Understanding what brings you a sense of personal meaning is not the same as trying to discover the meaning of life.
You might experience meaning in your life through music, sport, learning, nature, hobbies, art, meditation, or spirituality.
However, one of the most reported pathways to meaning in life is through your relationships.
When you have positive relationships, meaning is experienced through feelings of safety, sharing, contribution, growth, empathy, inclusion, friendship, and love.
What would your life be like without the positive relationships you have?
A word of warning here: Just as you are hard-wired with a yearning to belong, humans also have an innate ability to take things for granted.
We get used to things in our lives very quickly. Psychologists refer to it as hedonic adaptation.
That positive feeling you get from new car, new house, or new clothes, doesn’t take long before you get used to it, start taking it for granted and that initial positive feeling is diminished.
Be careful not to become used to, take for granted and diminish that life-enhancing sense of meaning you get from your relationships.
Put simply, relationships really matter.
4. Living your life intentionally
Paying attention to your intentions is one of the most helpful ways to help guide you to living your best life.
Living your life intentionally means having a mindful awareness of what’s really motivating your decisions and actions, and the impact those decisions and actions will have on others.
A powerful pathway toward living your life intentionally is to write out Intention Statements.

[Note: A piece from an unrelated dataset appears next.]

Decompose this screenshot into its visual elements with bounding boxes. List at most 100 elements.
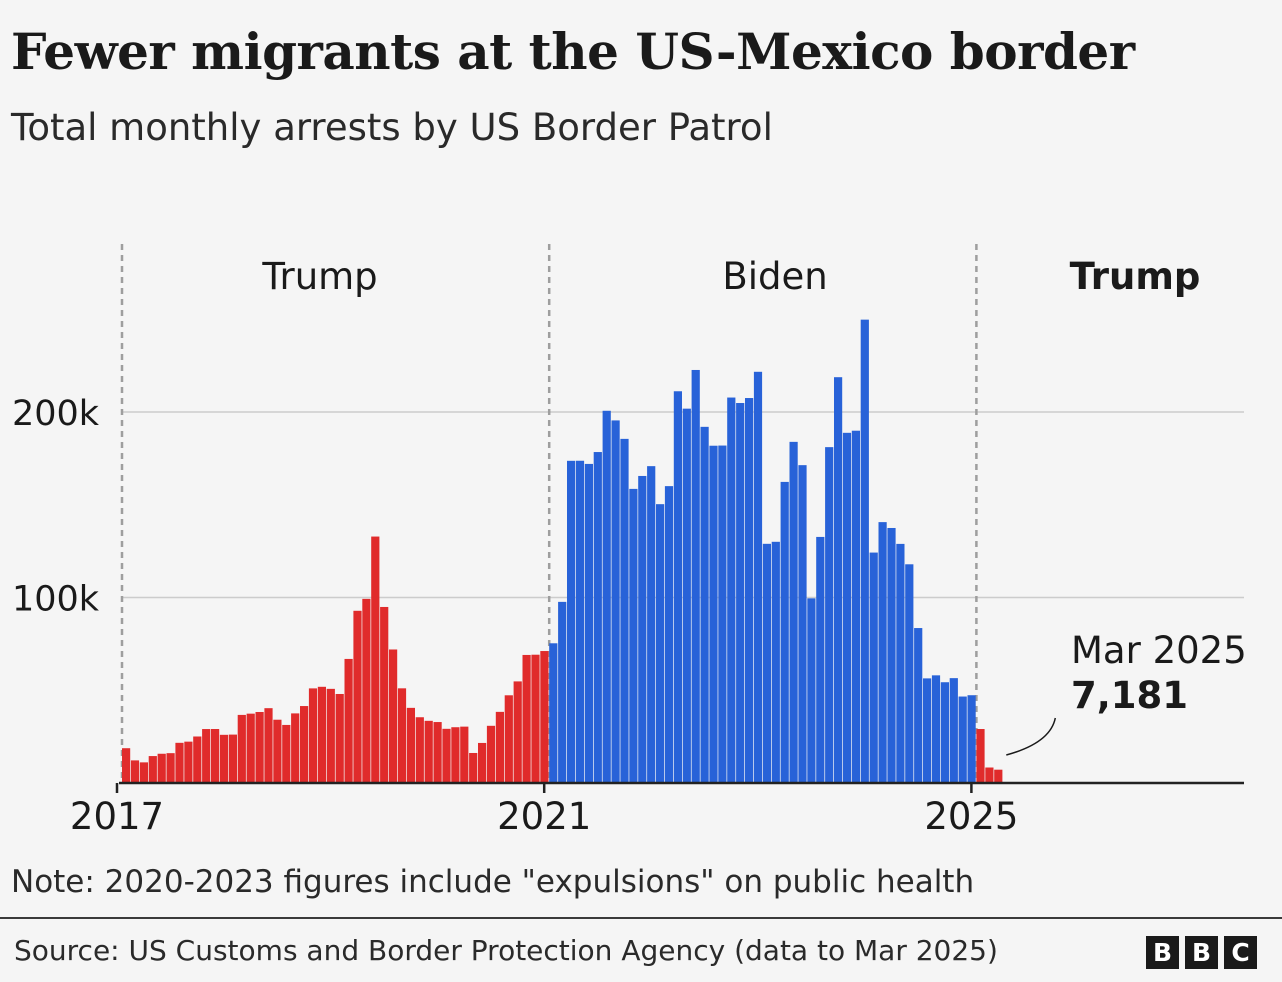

An intention statement clearly outlines what you want FOR others, not just what you want from them.
It covers what you want others to experience, feel, or have as a result of your intentional decisions or actions.
In your personal life, an intention statement might focus on what you want for your partner, rather than what you want from them; or in a workplace setting it might cover what you want for your customers, rather than what you want from them
When you are clear about your intentions for others and take positive and appropriate action to deliver on those intentions, you make life better for them in some way.
Living your life intentionally also boosts your own well-being … you feel good about doing good for others.
In workplace settings, when people choose to work intentionally to make life better for others, the business is positively impacted across almost every measure of success.
Paying attention to your intentions really matters.
5. Living your life authentically
The fifth major theme researchers have identified to help you determine what really matters in your life, is living your life authentically.
To live your life authentically is to intentionally choose actions that are aligned with your personal values and goals and to hold yourself accountable for the impact of those actions on yourself and on others.
Living authentically in any given situation, is a constant appraisal of the costs and benefits, the risks, and rewards of being open and truthful about what you genuinely think, feel, and want to do.
Living your life authentically will take courage and vulnerability and on occasion it might not be possible or preferable for you to choose complete authenticity.
For example, sometimes it shows more integrity and empathy for you to hide your thoughts and feelings if it does unnecessary harm to others.
To live authentically will require you to:
- live your life aligned with your values
- live your life by using your character strengths
- live your life in ways that bring you a sense of meaning, and
- live your life intentionally.
Make 2022 Really Matter
There is no better time than now to shake it up, to pause, reflect and use these five major themes to help you determine what really matters to you and ensure you’re living your best life – a life full of meaning, intention, and authenticity.
2 Responses
Very nicely put.
My recommendations have been:
Social connectedness
Sense of Purpose
Curiosity
Thanks Stephen. I agree with your recommendations … all three have evidence-based research strongly associating them with increased well-being.